The lawsuit names as defendants Homer Wilkes, undersecretary for natural resources and environment, and Glenn Casamassa, regional forester for the Forest Service’s Region 6, which includes national forests in Oregon and Washington.
The U.S. Forest Service said it doesn’t comment on pending or active lawsuits.
Both the lawsuit and the 2021 decision that prompted the complaint involve what’s known as the “21-inch rule.”
That was one of several provisions that constituted the eastside screens, which date to 1995. The Forest Service instituted the screens in response to concerns from environmental groups about the declining amount of old growth timber on national forests east of the Cascade Mountains in Oregon and Washington.
That includes the Wallowa-Whitman, Umatilla and Malheur national forests in Northeastern Oregon.
The 21-inch rule restricted the cutting of live trees larger than 21 inches in diameter, measured 4.5 feet above the ground, with rare exceptions such as cutting trees that posed a threat to the public such as near a campground.
Plaintiffs seek injunction
Forest Service officials initially proposed in June 2020 to replace the 21-inch rule with a new policy that would apply on the Wallowa-Whitman, Umatilla, Malheur, Ochoco, Deschutes and Fremont-Winema national forests in Oregon.
The official policy change, which affected about 8 million acres of public land, happened Jan. 15, 2021.
In the lawsuit, the plaintiffs contend proposed logging projects on each of the six national forests would take advantage of the end of the 21-inch rule and include logging of larger trees.
The plaintiffs are asking a judge to issue an injunction prohibiting the Forest Service from pursuing those projects. One of those, the Morgan Nesbit project on the Wallowa-Whitman southeast of Joseph, proposes logging trees larger than 21 inches. The project was proposed in December 2020 and a final decision on whether to pursue it is slated for January 2024, according to the lawsuit.
Meriel L. Darzen and Oliver J.H. Stiefel of the Craig Law Center in Portland filed the lawsuit.
The plaintiffs argue the larger trees under the protection of the 21-inch rule “play a critical role in maintaining biodiversity and mitigating climate change.”

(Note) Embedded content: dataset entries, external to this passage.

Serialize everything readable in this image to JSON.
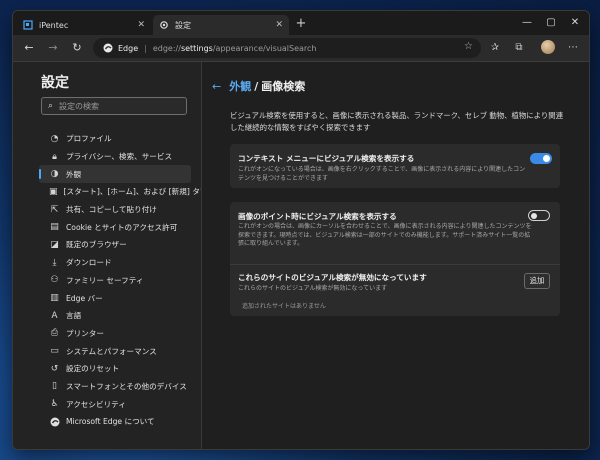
{
  "tabs": [
    {
      "label": "iPentec",
      "active": false
    },
    {
      "label": "設定",
      "active": true
    }
  ],
  "address": {
    "site": "Edge",
    "url_prefix": "edge://",
    "url_host": "settings",
    "url_path": "/appearance/visualSearch"
  },
  "sidebar": {
    "title": "設定",
    "search_placeholder": "設定の検索",
    "items": [
      {
        "label": "プロファイル",
        "icon": "profile-icon"
      },
      {
        "label": "プライバシー、検索、サービス",
        "icon": "lock-icon"
      },
      {
        "label": "外観",
        "icon": "appearance-icon",
        "active": true
      },
      {
        "label": "[スタート]、[ホーム]、および [新規] タブ",
        "icon": "home-tabs-icon"
      },
      {
        "label": "共有、コピーして貼り付け",
        "icon": "share-icon"
      },
      {
        "label": "Cookie とサイトのアクセス許可",
        "icon": "cookie-icon"
      },
      {
        "label": "既定のブラウザー",
        "icon": "browser-icon"
      },
      {
        "label": "ダウンロード",
        "icon": "download-icon"
      },
      {
        "label": "ファミリー セーフティ",
        "icon": "family-icon"
      },
      {
        "label": "Edge バー",
        "icon": "edge-bar-icon"
      },
      {
        "label": "言語",
        "icon": "language-icon"
      },
      {
        "label": "プリンター",
        "icon": "printer-icon"
      },
      {
        "label": "システムとパフォーマンス",
        "icon": "system-icon"
      },
      {
        "label": "設定のリセット",
        "icon": "reset-icon"
      },
      {
        "label": "スマートフォンとその他のデバイス",
        "icon": "phone-icon"
      },
      {
        "label": "アクセシビリティ",
        "icon": "accessibility-icon"
      },
      {
        "label": "Microsoft Edge について",
        "icon": "edge-logo-icon"
      }
    ]
  },
  "main": {
    "breadcrumb_parent": "外観",
    "breadcrumb_separator": "/",
    "breadcrumb_current": "画像検索",
    "description": "ビジュアル検索を使用すると、画像に表示される製品、ランドマーク、セレブ 動物、植物により関連した継続的な情報をすばやく探索できます",
    "context_menu": {
      "title": "コンテキスト メニューにビジュアル検索を表示する",
      "subtitle": "これがオンになっている場合は、画像を右クリックすることで、画像に表示される内容により関連したコンテンツを見つけることができます",
      "enabled": true
    },
    "hover": {
      "title": "画像のポイント時にビジュアル検索を表示する",
      "subtitle": "これがオンの場合は、画像にカーソルを合わせることで、画像に表示される内容により関連したコンテンツを探索できます。現時点では、ビジュアル検索は一部のサイトでのみ機能します。サポート済みサイト一覧の拡張に取り組んでいます。",
      "enabled": false
    },
    "disabled_sites": {
      "title": "これらのサイトのビジュアル検索が無効になっています",
      "subtitle": "これらのサイトのビジュアル検索が無効になっています",
      "add_label": "追加",
      "empty_text": "追加されたサイトはありません"
    }
  },
  "colors": {
    "accent": "#3b8be6",
    "link": "#5aa9f0"
  }
}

“We are facing a climate and biodiversity crisis, but the Forest Service continues to move in exactly the wrong direction,” said Rob Klavins of Wallowa County, public lands advocate for Oregon Wild. “We are asking the Biden administration to take action consistent with its recent executive order and restore bedrock protections for mature and old growth forests on our public land.”
That executive order, dated April 22, aims to “conserve America’s mature and old growth forests on federal lands.”
Forest Service says old rule inhibits land management
When the 21-inch rule was superseded by a new policy in January 2021, Casamassa, the regional forester who is a defendant in the lawsuit, said the change “will help us to better manage forests for wildfires and other disturbances, and to protect old trees that are hard to replace once lost.”
Forest Service officials contended then that removing the 21-inch rule would give the agency more flexibility in managing forests to reduce the risk of wildfires that can kill all ages of trees, including the older, bigger trees the former rule was meant to protect.
The new policy states that forest managers “should retain and generally emphasize recruitment of old trees and large trees, including clumps of old trees.”
The Forest Service defines old trees as those that have “external ... characteristics that suggest an age” of 150 years or more.
The agency defines large trees as grand firs or white firs 30 inches or larger in diameter, and other species, including ponderosa pines, tamaracks and Douglas firs, that are 21 inches or more in diameter.